The Society For Soulless Girls - Page 12

I hadn’t wanted to do that. I hadn’tnotwanted to either, but it was still unsettling. A vague, pervasive sense of dread that I couldn’t quite name.

Giving my head a good southern shake, I turned on my heel and walked straight into Dean Mordue.

Dean Mordue, who had said not eight hours earlier that any student caught sniffing around the North Tower would be expelled on the spot.

‘Professor Mordue, I –’

‘It’s locked,’ she said in a clipped voice, holding up an ancient-looking brass key and wiggling it with an air of irritation. ‘Why are you here?’

I racked my brain for an innocent explanation, but nothing came. ‘I don’t know. I was just drawn to it, I guess.’

There was an agonising split second in which I had no idea how she was going to react. She looked simultaneously on the verge of detonation and tears.

Mercifully, the latter prevailed.

Her shoulders sank as she sighed heavily, pinching the bridge of her nose with her free hand.

‘I was so afraid of this.’ Her voice was quiet and watery; worlds away from the clarion pitch of her inauguration speech.

‘Afraid of what?’ I asked, practically a whisper.

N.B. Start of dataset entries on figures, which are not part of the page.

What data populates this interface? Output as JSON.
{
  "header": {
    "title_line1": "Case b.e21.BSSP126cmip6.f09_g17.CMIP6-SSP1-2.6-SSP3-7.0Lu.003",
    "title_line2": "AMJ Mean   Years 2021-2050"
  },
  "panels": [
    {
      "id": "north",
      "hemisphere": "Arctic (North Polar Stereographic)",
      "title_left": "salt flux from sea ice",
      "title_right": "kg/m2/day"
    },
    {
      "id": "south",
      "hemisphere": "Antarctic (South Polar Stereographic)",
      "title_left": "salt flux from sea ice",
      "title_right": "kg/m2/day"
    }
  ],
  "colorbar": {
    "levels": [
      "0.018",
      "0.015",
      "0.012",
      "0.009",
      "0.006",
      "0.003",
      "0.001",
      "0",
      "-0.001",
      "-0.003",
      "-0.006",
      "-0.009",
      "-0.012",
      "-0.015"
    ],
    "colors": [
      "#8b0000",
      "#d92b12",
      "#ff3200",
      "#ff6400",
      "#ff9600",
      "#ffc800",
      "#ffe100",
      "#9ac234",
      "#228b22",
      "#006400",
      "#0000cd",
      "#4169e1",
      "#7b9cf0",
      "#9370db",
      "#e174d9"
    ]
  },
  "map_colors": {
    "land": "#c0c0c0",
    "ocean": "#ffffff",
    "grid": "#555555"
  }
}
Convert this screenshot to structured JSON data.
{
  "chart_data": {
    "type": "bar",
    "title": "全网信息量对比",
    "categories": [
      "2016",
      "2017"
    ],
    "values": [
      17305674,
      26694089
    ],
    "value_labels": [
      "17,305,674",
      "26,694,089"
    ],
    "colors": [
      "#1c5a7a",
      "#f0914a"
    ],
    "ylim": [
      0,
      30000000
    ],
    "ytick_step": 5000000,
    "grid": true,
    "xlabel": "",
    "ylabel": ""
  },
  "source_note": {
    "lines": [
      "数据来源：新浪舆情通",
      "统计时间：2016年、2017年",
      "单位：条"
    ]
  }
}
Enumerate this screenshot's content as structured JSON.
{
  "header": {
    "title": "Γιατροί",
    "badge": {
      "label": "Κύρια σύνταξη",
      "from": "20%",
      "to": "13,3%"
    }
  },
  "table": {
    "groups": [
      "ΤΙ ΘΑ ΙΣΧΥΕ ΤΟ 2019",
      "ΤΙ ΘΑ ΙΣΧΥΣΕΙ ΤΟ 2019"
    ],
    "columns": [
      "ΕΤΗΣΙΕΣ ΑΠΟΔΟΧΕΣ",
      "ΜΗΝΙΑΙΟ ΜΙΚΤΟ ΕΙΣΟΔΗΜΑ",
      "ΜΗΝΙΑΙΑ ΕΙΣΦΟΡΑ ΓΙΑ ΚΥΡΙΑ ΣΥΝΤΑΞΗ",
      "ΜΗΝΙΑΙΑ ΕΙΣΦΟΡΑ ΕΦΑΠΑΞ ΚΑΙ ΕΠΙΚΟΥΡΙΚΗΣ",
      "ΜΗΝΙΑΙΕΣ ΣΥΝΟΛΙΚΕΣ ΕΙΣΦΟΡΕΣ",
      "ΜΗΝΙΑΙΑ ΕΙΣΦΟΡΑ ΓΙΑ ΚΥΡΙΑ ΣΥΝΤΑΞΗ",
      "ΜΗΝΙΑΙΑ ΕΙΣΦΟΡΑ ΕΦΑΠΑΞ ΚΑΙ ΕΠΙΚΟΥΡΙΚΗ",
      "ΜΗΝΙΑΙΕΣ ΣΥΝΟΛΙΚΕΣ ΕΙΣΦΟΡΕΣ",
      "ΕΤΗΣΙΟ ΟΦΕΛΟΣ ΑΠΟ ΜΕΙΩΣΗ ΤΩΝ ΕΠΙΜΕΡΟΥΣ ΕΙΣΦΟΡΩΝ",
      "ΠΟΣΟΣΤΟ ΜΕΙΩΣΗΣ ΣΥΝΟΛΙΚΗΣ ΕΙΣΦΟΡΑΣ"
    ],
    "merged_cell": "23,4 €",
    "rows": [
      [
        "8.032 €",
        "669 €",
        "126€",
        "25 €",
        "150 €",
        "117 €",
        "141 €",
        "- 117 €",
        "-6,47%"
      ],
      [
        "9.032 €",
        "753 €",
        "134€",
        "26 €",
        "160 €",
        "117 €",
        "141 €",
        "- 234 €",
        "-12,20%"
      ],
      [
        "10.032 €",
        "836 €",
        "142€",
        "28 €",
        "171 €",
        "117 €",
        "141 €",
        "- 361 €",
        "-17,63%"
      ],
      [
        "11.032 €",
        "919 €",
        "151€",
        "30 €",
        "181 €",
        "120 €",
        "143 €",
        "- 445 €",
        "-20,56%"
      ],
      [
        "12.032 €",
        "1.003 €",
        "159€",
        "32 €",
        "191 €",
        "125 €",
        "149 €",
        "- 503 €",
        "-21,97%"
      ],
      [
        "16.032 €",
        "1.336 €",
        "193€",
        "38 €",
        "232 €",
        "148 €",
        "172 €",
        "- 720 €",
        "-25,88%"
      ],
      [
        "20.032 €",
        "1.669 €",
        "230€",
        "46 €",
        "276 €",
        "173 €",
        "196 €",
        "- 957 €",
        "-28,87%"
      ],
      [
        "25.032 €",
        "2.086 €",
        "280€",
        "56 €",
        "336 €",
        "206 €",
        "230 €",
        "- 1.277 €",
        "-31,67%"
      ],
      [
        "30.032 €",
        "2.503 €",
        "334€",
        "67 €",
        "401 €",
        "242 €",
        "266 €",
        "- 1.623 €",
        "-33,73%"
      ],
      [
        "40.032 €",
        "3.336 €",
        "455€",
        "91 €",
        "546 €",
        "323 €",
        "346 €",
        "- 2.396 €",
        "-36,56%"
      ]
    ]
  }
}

My imagination galloped ahead of me.

Was she about to admit the tower was haunted? Or were aforementioned vodka-cranberries addling my judgement? Until this point in my life, I’d associated a belief in ‘hauntings’ with general psychological instability.

Mordue tucked the key into the pocket of her peacoat and stared up at the North Tower like it was a lifelong nemesis. ‘That students would be fixated on what happened here. That Carvell would always be about the murders, not the learning. That . . . that the wound would be prodded so much it would never heal. God, sorry.’ Her hand went to her cross necklace. ‘I shouldn’t be offloading this on you.’ I could practically hear her tell herself to toughen up. ‘If I see you here again, you’re gone. Okay?’

‘Okay.’ I nodded. ‘Thank you, miss.’ Adding ‘miss’ on to the end seemed an incredibly childish thing to do, but I had no idea how to address authority figures in this strange new world.

Scurrying back in the direction of my dorm, I looked down at the baby-pink wristwatch I’d been wearing since I was twelve.

Five minutes after midnight.

Something in my brain snagged on this, but it wasn’t until I got back to Willowood that I realised why.

All of the North Tower murders had happened within five minutes of midnight.